2Doña Juana heredó un patrimonio de 7000 pesos que incluía una imprenta. Esta cantidad no provenía, sin embargo, de su dote, puesto que se había casado llevando al matrimonio tan solo una esclava -que falleció al poco tiempo de casarse – y después recibió 200 pesos al fallecer uno de sus hermanos, seguramente Julián Martínez Batres. En la sociedad colonial donde las mujeres se hallaban en una posición socio-jurídica vulnerable, el problema de la conservación de este patrimonio familiar se hizo sentir inmediatamente. Los terremotos del año de 1772 aumentaron las dificultades de una mujer sola que, sin embargo, benefició seguramente en esta época del apoyo de sus familiares cercanos. Con todo, Juana enfrentó su situación y tomó la decisión de seguir en las actividades de su marido. Esta voluntad suya no resulta extraña, puesto que las actividades profesionales solían producir un cierto tipo de cohesión familiar y hay muchos casos de familias que se especializaron en ellas durante muchas generaciones (véase por ejemplo el caso de la familia Carranza en Costa Rica).

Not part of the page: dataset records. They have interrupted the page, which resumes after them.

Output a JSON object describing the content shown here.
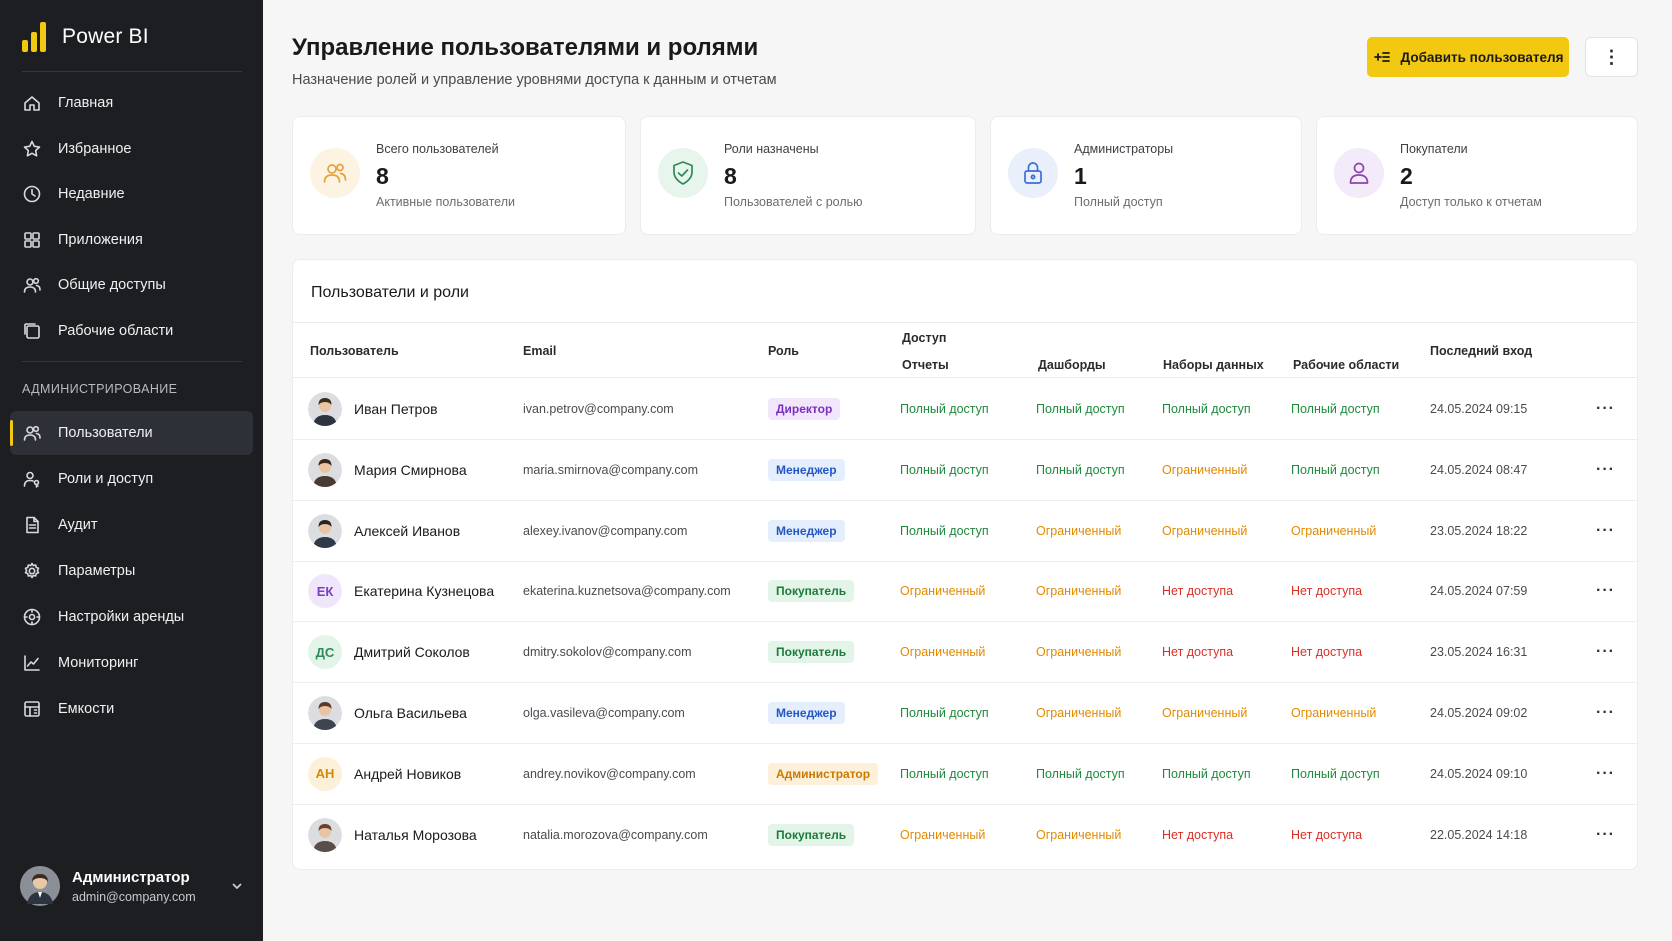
{
  "app": {
    "name": "Power BI"
  },
  "nav": {
    "items": [
      {
        "label": "Главная",
        "icon": "home-icon"
      },
      {
        "label": "Избранное",
        "icon": "star-icon"
      },
      {
        "label": "Недавние",
        "icon": "clock-icon"
      },
      {
        "label": "Приложения",
        "icon": "apps-icon"
      },
      {
        "label": "Общие доступы",
        "icon": "shared-users-icon"
      },
      {
        "label": "Рабочие области",
        "icon": "workspaces-icon"
      }
    ],
    "admin_section_label": "АДМИНИСТРИРОВАНИЕ",
    "admin_items": [
      {
        "label": "Пользователи",
        "icon": "users-icon",
        "active": true
      },
      {
        "label": "Роли и доступ",
        "icon": "user-key-icon"
      },
      {
        "label": "Аудит",
        "icon": "document-icon"
      },
      {
        "label": "Параметры",
        "icon": "gear-icon"
      },
      {
        "label": "Настройки аренды",
        "icon": "tenant-settings-icon"
      },
      {
        "label": "Мониторинг",
        "icon": "chart-line-icon"
      },
      {
        "label": "Емкости",
        "icon": "capacity-icon"
      }
    ]
  },
  "current_user": {
    "name": "Администратор",
    "email": "admin@company.com"
  },
  "header": {
    "title": "Управление пользователями и ролями",
    "subtitle": "Назначение ролей и управление уровнями доступа к данным и отчетам",
    "add_button_label": "Добавить пользователя"
  },
  "stats": [
    {
      "label": "Всего пользователей",
      "value": "8",
      "sub": "Активные пользователи",
      "icon": "users-icon",
      "color": "#e6a23c",
      "bg": "#fdf3e3"
    },
    {
      "label": "Роли назначены",
      "value": "8",
      "sub": "Пользователей с ролью",
      "icon": "shield-check-icon",
      "color": "#2e8b57",
      "bg": "#e8f5ec"
    },
    {
      "label": "Администраторы",
      "value": "1",
      "sub": "Полный доступ",
      "icon": "lock-icon",
      "color": "#3b6fd8",
      "bg": "#e9f0fc"
    },
    {
      "label": "Покупатели",
      "value": "2",
      "sub": "Доступ только к отчетам",
      "icon": "user-icon",
      "color": "#8e44ad",
      "bg": "#f3eafa"
    }
  ],
  "table": {
    "title": "Пользователи и роли",
    "headers": {
      "user": "Пользователь",
      "email": "Email",
      "role": "Роль",
      "access_group": "Доступ",
      "reports": "Отчеты",
      "dashboards": "Дашборды",
      "datasets": "Наборы данных",
      "workspaces": "Рабочие области",
      "last_login": "Последний вход"
    },
    "rows": [
      {
        "name": "Иван Петров",
        "email": "ivan.petrov@company.com",
        "role": "Директор",
        "role_kind": "director",
        "avatar": "photo",
        "initials": "",
        "reports": "Полный доступ",
        "dashboards": "Полный доступ",
        "datasets": "Полный доступ",
        "workspaces": "Полный доступ",
        "last_login": "24.05.2024 09:15"
      },
      {
        "name": "Мария Смирнова",
        "email": "maria.smirnova@company.com",
        "role": "Менеджер",
        "role_kind": "manager",
        "avatar": "photo",
        "initials": "",
        "reports": "Полный доступ",
        "dashboards": "Полный доступ",
        "datasets": "Ограниченный",
        "workspaces": "Полный доступ",
        "last_login": "24.05.2024 08:47"
      },
      {
        "name": "Алексей Иванов",
        "email": "alexey.ivanov@company.com",
        "role": "Менеджер",
        "role_kind": "manager",
        "avatar": "photo",
        "initials": "",
        "reports": "Полный доступ",
        "dashboards": "Ограниченный",
        "datasets": "Ограниченный",
        "workspaces": "Ограниченный",
        "last_login": "23.05.2024 18:22"
      },
      {
        "name": "Екатерина Кузнецова",
        "email": "ekaterina.kuznetsova@company.com",
        "role": "Покупатель",
        "role_kind": "buyer",
        "avatar": "initials",
        "initials": "ЕК",
        "reports": "Ограниченный",
        "dashboards": "Ограниченный",
        "datasets": "Нет доступа",
        "workspaces": "Нет доступа",
        "last_login": "24.05.2024 07:59"
      },
      {
        "name": "Дмитрий Соколов",
        "email": "dmitry.sokolov@company.com",
        "role": "Покупатель",
        "role_kind": "buyer",
        "avatar": "initials",
        "initials": "ДС",
        "reports": "Ограниченный",
        "dashboards": "Ограниченный",
        "datasets": "Нет доступа",
        "workspaces": "Нет доступа",
        "last_login": "23.05.2024 16:31"
      },
      {
        "name": "Ольга Васильева",
        "email": "olga.vasileva@company.com",
        "role": "Менеджер",
        "role_kind": "manager",
        "avatar": "photo",
        "initials": "",
        "reports": "Полный доступ",
        "dashboards": "Ограниченный",
        "datasets": "Ограниченный",
        "workspaces": "Ограниченный",
        "last_login": "24.05.2024 09:02"
      },
      {
        "name": "Андрей Новиков",
        "email": "andrey.novikov@company.com",
        "role": "Администратор",
        "role_kind": "admin",
        "avatar": "initials",
        "initials": "АН",
        "reports": "Полный доступ",
        "dashboards": "Полный доступ",
        "datasets": "Полный доступ",
        "workspaces": "Полный доступ",
        "last_login": "24.05.2024 09:10"
      },
      {
        "name": "Наталья Морозова",
        "email": "natalia.morozova@company.com",
        "role": "Покупатель",
        "role_kind": "buyer",
        "avatar": "photo",
        "initials": "",
        "reports": "Ограниченный",
        "dashboards": "Ограниченный",
        "datasets": "Нет доступа",
        "workspaces": "Нет доступа",
        "last_login": "22.05.2024 14:18"
      }
    ]
  },
  "colors": {
    "accent": "#f2c811",
    "sidebar_bg": "#1c1e22",
    "full_access": "#1e8a3c",
    "limited": "#e28a00",
    "no_access": "#d93025"
  }
}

Juana decidió entonces hacer una inversión y pidió al alférez real don Manuel Batres que le comprase una nueva imprenta “ hecha en París, compuesta de veinte y siete paquetes de letra y moldes, su peso bruto nueve arrobas siete libras, y neto doscientas una y media libras, prensa y todos los utensilios necesarios para ella, en la cantidad de ochocientos cincuenta pesos”. Desde entonces, adquirió la costumbre de firmar los trabajos que publicaba con el apelativo de « Viuda de Sebastián de Arévalo ». Su hijo Manuel José de Arévalo trabajó junto con ella en el taller.

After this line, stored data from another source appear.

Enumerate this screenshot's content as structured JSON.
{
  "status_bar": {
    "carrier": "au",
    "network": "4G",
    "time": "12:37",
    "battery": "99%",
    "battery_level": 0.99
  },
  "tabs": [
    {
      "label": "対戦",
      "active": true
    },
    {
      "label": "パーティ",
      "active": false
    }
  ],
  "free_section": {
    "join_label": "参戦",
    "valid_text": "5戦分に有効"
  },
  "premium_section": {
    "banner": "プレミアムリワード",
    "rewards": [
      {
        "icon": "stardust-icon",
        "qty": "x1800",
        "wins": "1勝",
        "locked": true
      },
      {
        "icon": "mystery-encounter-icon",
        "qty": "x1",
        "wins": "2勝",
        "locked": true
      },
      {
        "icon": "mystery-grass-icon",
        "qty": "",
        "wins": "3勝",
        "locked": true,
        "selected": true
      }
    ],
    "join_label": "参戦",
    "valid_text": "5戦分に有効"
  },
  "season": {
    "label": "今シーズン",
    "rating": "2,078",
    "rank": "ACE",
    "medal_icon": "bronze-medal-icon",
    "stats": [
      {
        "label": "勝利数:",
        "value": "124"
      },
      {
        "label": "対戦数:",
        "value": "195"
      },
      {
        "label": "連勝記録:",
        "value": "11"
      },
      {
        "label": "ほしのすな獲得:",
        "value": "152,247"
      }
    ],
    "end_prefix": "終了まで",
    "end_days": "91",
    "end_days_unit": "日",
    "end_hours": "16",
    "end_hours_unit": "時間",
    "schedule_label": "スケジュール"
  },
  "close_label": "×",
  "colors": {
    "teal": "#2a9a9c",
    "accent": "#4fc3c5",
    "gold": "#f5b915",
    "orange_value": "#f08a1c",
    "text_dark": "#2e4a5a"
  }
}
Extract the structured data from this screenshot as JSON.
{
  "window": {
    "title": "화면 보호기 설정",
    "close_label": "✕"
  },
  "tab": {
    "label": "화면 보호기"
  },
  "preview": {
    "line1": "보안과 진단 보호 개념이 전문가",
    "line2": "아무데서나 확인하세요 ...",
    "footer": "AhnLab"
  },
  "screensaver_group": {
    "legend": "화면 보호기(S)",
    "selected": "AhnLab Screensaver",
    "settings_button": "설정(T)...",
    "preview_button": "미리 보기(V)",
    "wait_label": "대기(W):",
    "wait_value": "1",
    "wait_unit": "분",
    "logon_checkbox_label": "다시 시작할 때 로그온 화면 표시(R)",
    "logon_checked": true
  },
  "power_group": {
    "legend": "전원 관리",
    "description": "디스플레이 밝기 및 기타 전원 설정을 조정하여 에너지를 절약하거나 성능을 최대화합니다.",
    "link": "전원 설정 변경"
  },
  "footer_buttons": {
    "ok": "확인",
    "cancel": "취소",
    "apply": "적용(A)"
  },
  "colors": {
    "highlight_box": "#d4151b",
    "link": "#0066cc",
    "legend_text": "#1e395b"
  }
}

3Juana Martínez hizo sus negocios con mucha capacidad y dinamismo. Se aprovechó de sus vínculos con la familia González Batres para acercarse a la pudiente familia Aycinena y de esta forma logró que el marqués Juan Fermín de Aycinena, patriarca de la misma, consiguiese para ella en España una nueva imprenta más moderna. Más tarde, aún esta segunda imprenta se reveló insuficiente, lo que la llevó a obtener un crédito del comerciante don Mariano Nájera para comprar una tercera imprenta todavía mas costosa : 3500 pesos. Así, aunque sus negocios no fueron siempre muy cuantiosos, parece que entre 1780 y 1800 no le faltó trabajo. Su clientela se incrementó con los numerosos encargos que le hacían tanto la Iglesia como la Universidad. Entre ellos, tuvo el gran honor de imprimir las Honras fúnebres del marqués de Aycinena.

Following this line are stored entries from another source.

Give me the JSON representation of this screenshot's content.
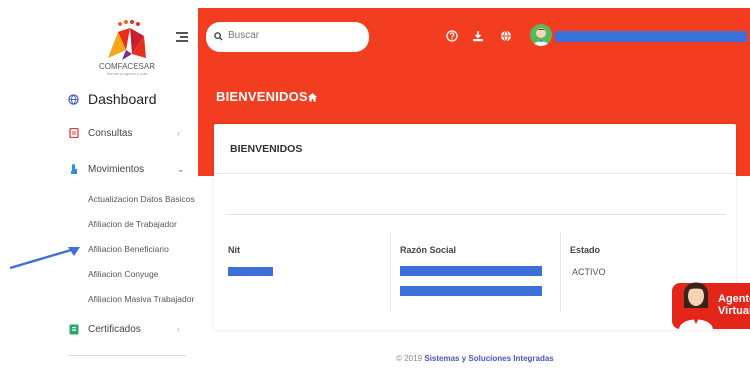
{
  "sidebar": {
    "logo_text": "COMFACESAR",
    "logo_subtitle": "Somos progreso y vida",
    "items": [
      {
        "label": "Dashboard",
        "icon": "globe-icon"
      },
      {
        "label": "Consultas",
        "icon": "document-icon"
      },
      {
        "label": "Movimientos",
        "icon": "hand-icon"
      },
      {
        "label": "Certificados",
        "icon": "certificate-icon"
      }
    ],
    "submenu": [
      "Actualizacion Datos Basicos",
      "Afiliacion de Trabajador",
      "Afiliacion Beneficiario",
      "Afiliacion Conyuge",
      "Afiliacion Masiva Trabajador"
    ]
  },
  "header": {
    "search_placeholder": "Buscar",
    "icons": [
      "help-icon",
      "download-icon",
      "language-icon"
    ]
  },
  "main": {
    "page_title": "BIENVENIDOS",
    "card_title": "BIENVENIDOS",
    "columns": [
      "Nit",
      "Razón Social",
      "Estado"
    ],
    "estado_value": "ACTIVO"
  },
  "footer": {
    "prefix": "© 2019",
    "brand": "Sistemas y Soluciones Integradas"
  },
  "agent": {
    "line1": "Agente",
    "line2": "Virtual"
  },
  "colors": {
    "brand_red": "#f23d20",
    "redaction_blue": "#3d6fd8",
    "accent_link": "#4a55c4"
  }
}
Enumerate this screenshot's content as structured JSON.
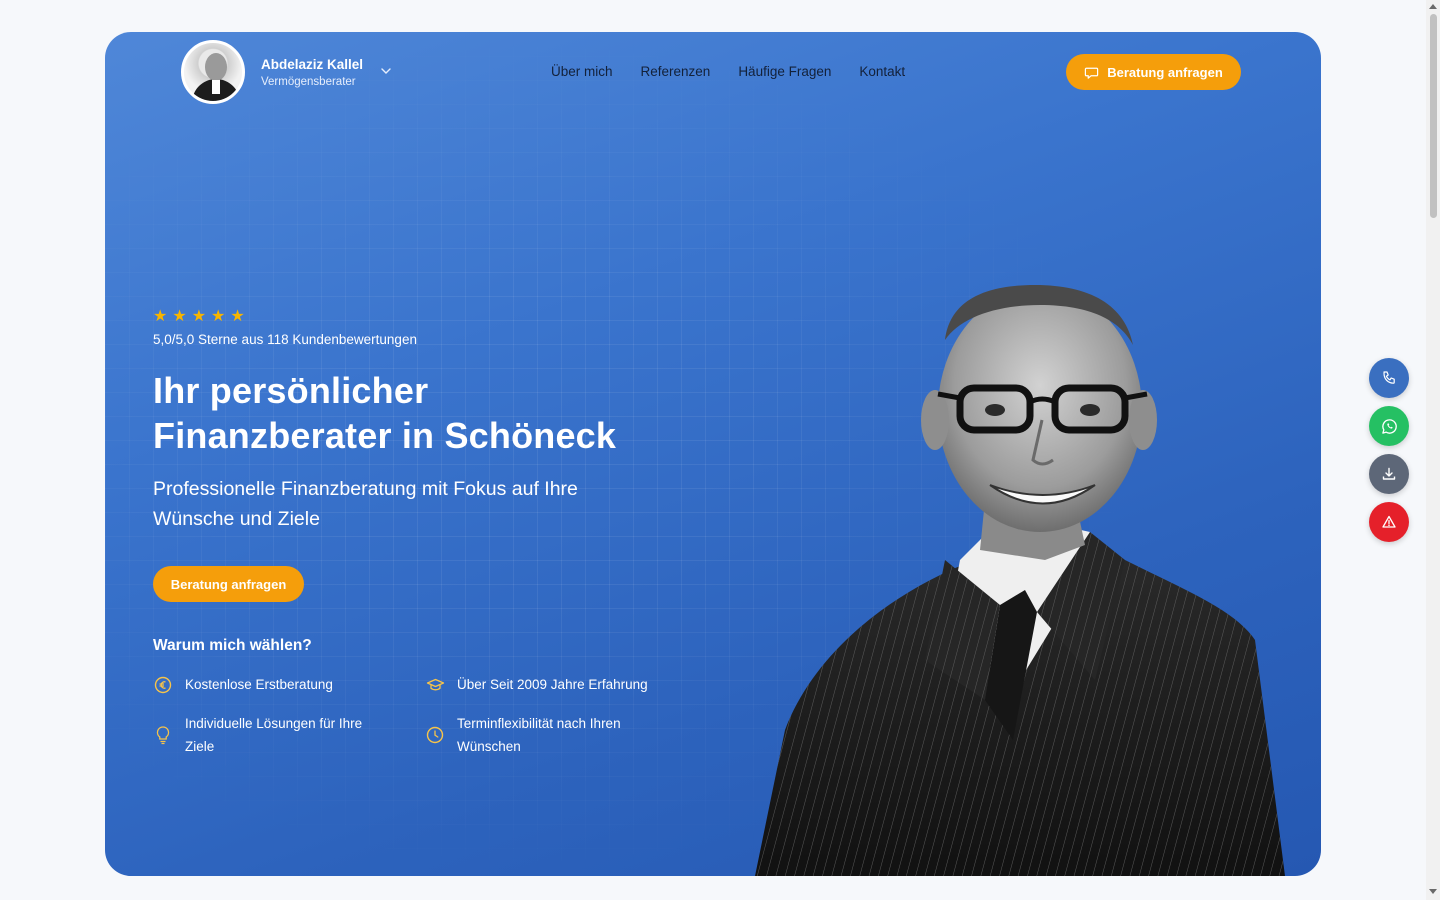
{
  "header": {
    "name": "Abdelaziz Kallel",
    "role": "Vermögensberater",
    "nav": [
      "Über mich",
      "Referenzen",
      "Häufige Fragen",
      "Kontakt"
    ],
    "cta_label": "Beratung anfragen"
  },
  "hero": {
    "stars": [
      "★",
      "★",
      "★",
      "★",
      "★"
    ],
    "rating_text": "5,0/5,0 Sterne aus 118 Kundenbewertungen",
    "title_line1": "Ihr persönlicher",
    "title_line2": "Finanzberater in Schöneck",
    "subtitle": "Professionelle Finanzberatung mit Fokus auf Ihre Wünsche und Ziele",
    "cta_label": "Beratung anfragen",
    "why_title": "Warum mich wählen?",
    "features": [
      {
        "icon": "euro-icon",
        "text": "Kostenlose Erstberatung"
      },
      {
        "icon": "graduation-cap-icon",
        "text": "Über Seit 2009 Jahre Erfahrung"
      },
      {
        "icon": "lightbulb-icon",
        "text": "Individuelle Lösungen für Ihre Ziele"
      },
      {
        "icon": "clock-icon",
        "text": "Terminflexibilität nach Ihren Wünschen"
      }
    ]
  },
  "floating_actions": [
    "phone-icon",
    "whatsapp-icon",
    "download-icon",
    "alert-icon"
  ],
  "colors": {
    "accent": "#f59e0b",
    "hero_blue": "#3a74cd",
    "star": "#f7b500",
    "phone": "#3a6fc0",
    "whatsapp": "#25c063",
    "download": "#5d6778",
    "alert": "#e5202a"
  }
}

4Su capacidad de resistencia y su valentía política se hicieron visibles cuando litigó en justicia contra el impresor Ignacio Beteta, quien buscaba obtener la exclusividad para publicar en el Reino la Guía de Foresteros. Finalmente, su testamento revela que vivía con desahogo puesto que estaba en capacidad mostrarse generosa. Prestaba dinero ( por ejemplo, 100 pesos a doña Paula Godoy y otros 100 a su hermana Josefa), ayudó muchas veces a su hijo José Miguel – quien no tuvo suerte en sus negocios -, y actuó con esplendidez para con los suyos (por ejemplo hizo una donación de 200 pesos a su nieto Juan Joseph y tomó a su cargo los gastos de la educación de una nieta, María Agustina, hija de su hija María Teresa y de don Joseph Castillo). Por otra parte, aunque no tenemos ninguna prueba documental al respecto, parece posible que Juana Martínez Batres beneficiase también durante su vida profesional del apoyo financiero de su hermano Julián Martínez Batres, el cual formaba parte del clero local y gozaba de una posición económica aparentemente muy acomodada, como que era dueño de una hacienda y de una casa valuada en 1788 en 20.000 pesos (hipotecada, pero solo por 2000 pesos).